Şimdi Kur’ân-ı Kerîm’deki âyetlerin mânâsını ve güzelliğini daha iyi kavrıyoruz:
’Ey iman edenler! Size hayat verecek bir çağrı ile çağrıldığınız zaman, Allah’a ve Peygamberinin çağrısına gelin.’ (Enfal, 24)
’And olsun ki, biz elçilerimizi açık açık burhanlarla gönderdik ve insanların ’adaleti ayakta tutmaları için’ beraberinde Kitâbı ve mîzânı indirdik.’ (Hadid, 25)
Târih boyunca ne zaman insanların arasından bir peygamber gönderilse veya adaleti, eşitliği, kardeşliği savunan, insanları yaşadıkları toplumda olup bitenlerin farkında olmaya ve insanlar için taşıdıkları sorumluluğu anlamaya çağıran bir kişi çıksa, İslâm’ın ve insanlığın düşmanları hemen bütün güç ve imkânlarıyla bu insanı ve iyiliklerini yok etmeye girişirler.
Ey bilinçli insan!

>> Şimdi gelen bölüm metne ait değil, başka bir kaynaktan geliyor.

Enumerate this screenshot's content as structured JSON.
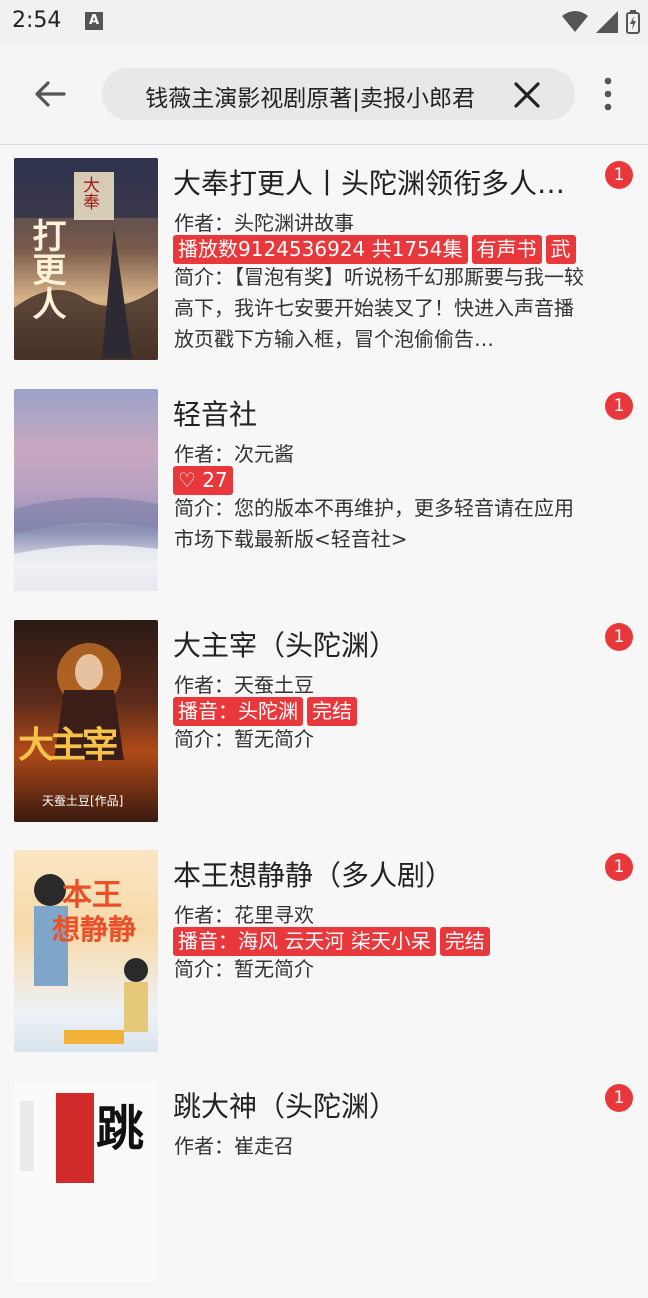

Allah’ın temsilcisi ve Muhammed (s.a.v.)’in vârisi olan insan... Bütün hareketlerinde âlemlere rahmet olarak gönderilen Peygamber’i örnek almak ve insanlığa örnek olmak zorundasın.
Tevhidin hedefi olan türde, örnek bir cemiyet oluşturmak görevimizdir. Bütün insanlığın kurtarıcısı son Peygamber Hz. Muhammed (s.a.v.)’e inanan her insan bu mesuliyeti yüklenmiştir. Bütün çağdaş batılı düşünürlerin ve aydınların da değişik tür ve şekillerde insanlığın içtimaî bir karanlığa gömüldüğünü söyledikleri çağımızda, İslâm’ın diriltici soluğuna ve aydınlatıcı meşalesine her zamandan fazla ihtiyaç vardır. Bu sebeple de bütün dünyada "sosyal adalet" kavgası veren aydın nesle İslâm’ın tebliğini götürmek görevimizdir. Yıkılmaya yüz tutmuş dünya düzenlerinin bunalttığı insanlık, her yeri kaplamış olan zulmetin karanlığından ancak vahyin aydınlığıyla kurtulabilir.